Effective Approaches to Attention-based Neural Machine Translation
Minh-Thang Luong, Hieu Pham, Christopher D. Manning
Summary
Two variants-
- global attention
- local attention
Global attention is different from Bahdanau attention in a couple ways:
- Uses stacked forward RNNs instead of BiRNN
- Attention is computed over the uppermost hidden states instead of concatenated backward/forward hidden states
- Hidden state of decoder is computed pre-attention
- ht ->at ->ct ->h’t ->prediction, vs
- ht-1 ->at ->ct ->ht ->prediction
- They try 3 different alignment functions - innerproduct (cosine similarity), bilinear and concat. Bahdanau uses only concat.
Input feeding- Feed the h_bar along with(concatenated) prev. predicted word embedding, as input to the next step of the decoder This only seems like the sensible thing to do given that the hidden state doesn’t depend on attention.

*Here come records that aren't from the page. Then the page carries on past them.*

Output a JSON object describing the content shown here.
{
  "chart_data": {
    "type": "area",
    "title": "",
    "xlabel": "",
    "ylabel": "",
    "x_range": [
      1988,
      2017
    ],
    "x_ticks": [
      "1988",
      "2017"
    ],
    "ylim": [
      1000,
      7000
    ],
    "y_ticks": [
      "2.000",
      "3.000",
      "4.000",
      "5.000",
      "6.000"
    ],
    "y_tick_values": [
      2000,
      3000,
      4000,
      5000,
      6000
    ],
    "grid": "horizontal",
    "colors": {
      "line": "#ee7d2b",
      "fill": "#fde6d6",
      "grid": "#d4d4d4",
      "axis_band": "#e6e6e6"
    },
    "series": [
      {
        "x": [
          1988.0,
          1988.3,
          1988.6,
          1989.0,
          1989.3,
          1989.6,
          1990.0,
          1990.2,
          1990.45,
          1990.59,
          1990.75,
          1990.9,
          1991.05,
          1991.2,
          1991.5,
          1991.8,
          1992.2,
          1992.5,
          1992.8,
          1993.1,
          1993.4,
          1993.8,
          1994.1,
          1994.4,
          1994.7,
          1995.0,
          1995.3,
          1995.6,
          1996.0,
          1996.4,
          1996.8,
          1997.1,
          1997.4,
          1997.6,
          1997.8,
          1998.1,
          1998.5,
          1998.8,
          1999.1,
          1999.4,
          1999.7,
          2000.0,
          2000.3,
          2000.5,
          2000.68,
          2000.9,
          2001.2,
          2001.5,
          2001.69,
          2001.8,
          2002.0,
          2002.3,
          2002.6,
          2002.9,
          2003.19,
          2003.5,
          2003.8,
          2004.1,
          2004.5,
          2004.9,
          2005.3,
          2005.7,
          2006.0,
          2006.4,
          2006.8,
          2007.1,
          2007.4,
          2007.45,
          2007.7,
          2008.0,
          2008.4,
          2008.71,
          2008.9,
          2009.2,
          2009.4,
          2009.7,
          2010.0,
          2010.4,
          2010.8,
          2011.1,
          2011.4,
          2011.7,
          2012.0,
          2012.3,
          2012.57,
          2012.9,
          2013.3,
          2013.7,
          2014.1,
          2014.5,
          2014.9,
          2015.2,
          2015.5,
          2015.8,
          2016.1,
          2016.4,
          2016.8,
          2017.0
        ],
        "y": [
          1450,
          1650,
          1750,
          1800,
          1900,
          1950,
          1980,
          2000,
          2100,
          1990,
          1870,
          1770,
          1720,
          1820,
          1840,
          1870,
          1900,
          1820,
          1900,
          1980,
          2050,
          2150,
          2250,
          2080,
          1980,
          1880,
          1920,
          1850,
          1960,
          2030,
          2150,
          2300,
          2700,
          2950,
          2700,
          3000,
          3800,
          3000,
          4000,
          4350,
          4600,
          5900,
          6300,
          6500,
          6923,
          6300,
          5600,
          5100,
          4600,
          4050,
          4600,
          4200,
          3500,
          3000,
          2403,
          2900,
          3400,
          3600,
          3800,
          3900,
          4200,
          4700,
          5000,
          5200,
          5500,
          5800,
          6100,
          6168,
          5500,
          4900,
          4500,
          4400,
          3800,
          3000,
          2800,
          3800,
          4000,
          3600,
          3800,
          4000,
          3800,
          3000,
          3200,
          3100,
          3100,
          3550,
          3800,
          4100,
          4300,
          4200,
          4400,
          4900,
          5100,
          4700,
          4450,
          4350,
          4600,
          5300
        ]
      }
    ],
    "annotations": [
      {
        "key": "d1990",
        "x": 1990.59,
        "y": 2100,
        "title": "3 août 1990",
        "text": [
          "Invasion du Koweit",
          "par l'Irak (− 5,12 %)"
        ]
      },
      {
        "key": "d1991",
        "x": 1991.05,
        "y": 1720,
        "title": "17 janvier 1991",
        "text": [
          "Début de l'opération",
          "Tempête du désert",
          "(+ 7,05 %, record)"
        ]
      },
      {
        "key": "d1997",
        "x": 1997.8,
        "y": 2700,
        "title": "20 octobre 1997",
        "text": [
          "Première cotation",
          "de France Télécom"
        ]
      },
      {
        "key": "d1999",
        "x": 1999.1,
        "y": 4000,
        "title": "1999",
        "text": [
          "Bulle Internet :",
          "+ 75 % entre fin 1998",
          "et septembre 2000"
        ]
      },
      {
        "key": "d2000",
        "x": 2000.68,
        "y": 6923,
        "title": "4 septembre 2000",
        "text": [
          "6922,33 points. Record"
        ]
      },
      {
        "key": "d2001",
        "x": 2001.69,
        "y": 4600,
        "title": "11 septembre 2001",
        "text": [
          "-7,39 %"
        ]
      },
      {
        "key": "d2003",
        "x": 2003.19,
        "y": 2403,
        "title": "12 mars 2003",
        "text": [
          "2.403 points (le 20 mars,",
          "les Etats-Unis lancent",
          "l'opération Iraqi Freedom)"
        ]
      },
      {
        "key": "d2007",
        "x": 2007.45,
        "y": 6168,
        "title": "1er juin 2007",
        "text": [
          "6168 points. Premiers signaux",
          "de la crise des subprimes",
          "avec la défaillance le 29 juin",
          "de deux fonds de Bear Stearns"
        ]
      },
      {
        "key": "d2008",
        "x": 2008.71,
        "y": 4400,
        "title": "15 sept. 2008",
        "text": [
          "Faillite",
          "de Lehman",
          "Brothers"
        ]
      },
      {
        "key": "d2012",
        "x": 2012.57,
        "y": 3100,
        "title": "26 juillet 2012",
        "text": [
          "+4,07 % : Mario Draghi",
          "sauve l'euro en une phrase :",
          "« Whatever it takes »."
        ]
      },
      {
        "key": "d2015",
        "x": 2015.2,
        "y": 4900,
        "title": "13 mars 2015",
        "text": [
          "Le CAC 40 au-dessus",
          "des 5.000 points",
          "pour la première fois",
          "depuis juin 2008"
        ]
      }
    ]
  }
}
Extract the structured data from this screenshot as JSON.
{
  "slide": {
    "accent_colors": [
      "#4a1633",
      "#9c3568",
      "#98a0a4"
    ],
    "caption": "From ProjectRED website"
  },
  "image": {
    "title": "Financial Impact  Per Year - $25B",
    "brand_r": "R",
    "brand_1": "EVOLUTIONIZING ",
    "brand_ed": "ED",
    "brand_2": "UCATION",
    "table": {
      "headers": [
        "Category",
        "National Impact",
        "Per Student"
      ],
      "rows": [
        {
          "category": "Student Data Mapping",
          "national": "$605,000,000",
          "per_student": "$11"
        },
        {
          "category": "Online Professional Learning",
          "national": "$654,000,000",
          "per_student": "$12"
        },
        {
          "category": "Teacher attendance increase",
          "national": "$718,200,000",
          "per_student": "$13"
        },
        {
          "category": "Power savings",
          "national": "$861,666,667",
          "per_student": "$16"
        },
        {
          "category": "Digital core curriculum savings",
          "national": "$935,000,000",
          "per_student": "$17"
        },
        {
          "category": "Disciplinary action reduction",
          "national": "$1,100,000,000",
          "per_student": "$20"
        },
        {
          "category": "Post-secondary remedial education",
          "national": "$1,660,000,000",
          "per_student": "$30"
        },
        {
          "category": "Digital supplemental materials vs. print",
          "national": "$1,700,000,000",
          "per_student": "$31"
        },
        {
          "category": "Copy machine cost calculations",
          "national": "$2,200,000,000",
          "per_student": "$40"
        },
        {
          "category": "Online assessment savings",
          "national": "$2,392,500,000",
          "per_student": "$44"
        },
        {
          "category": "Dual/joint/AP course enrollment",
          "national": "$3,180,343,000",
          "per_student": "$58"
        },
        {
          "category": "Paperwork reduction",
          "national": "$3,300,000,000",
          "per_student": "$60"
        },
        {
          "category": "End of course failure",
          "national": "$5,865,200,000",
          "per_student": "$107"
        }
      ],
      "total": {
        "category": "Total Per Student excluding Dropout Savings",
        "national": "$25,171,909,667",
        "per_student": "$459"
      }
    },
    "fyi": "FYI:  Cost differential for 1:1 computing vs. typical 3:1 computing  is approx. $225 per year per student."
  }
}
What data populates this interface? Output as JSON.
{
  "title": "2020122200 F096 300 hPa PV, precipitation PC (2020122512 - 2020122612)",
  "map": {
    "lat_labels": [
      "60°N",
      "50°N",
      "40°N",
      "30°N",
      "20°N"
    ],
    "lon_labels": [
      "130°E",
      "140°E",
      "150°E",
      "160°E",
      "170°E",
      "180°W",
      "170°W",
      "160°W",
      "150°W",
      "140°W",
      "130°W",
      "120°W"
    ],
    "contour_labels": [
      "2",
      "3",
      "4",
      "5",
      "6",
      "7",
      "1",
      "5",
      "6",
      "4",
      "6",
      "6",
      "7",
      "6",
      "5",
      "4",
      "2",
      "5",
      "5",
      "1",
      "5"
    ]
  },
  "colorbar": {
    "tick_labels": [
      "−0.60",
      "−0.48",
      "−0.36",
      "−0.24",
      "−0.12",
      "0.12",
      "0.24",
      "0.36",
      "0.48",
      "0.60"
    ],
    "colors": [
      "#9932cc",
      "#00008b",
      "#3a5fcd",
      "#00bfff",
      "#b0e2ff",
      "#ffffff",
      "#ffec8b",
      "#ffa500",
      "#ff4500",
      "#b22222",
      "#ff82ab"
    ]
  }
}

Local attention- a mix between soft and hard attention, - cheaper to compute than soft attention(bahdanau) - differentiable unlike hard attention(Xu et al) Basically limit the attention to a subset [pt-D, pt+D]. Pt can be chosen to be t (monotonicity assumption) or can be learned as part of the neural net.
Things I learned
- Variants of attention. I’ve seen these before in a couple different places
- A simple way to add bias in the model
Questions
- Why is the hidden state computed before attention? One would think using the attention for the hidden state calculation would be more useful. If input feeding isn’t used, I think it’s more efficient during training, since the hidden state of the decoder can be calculated independent of attention.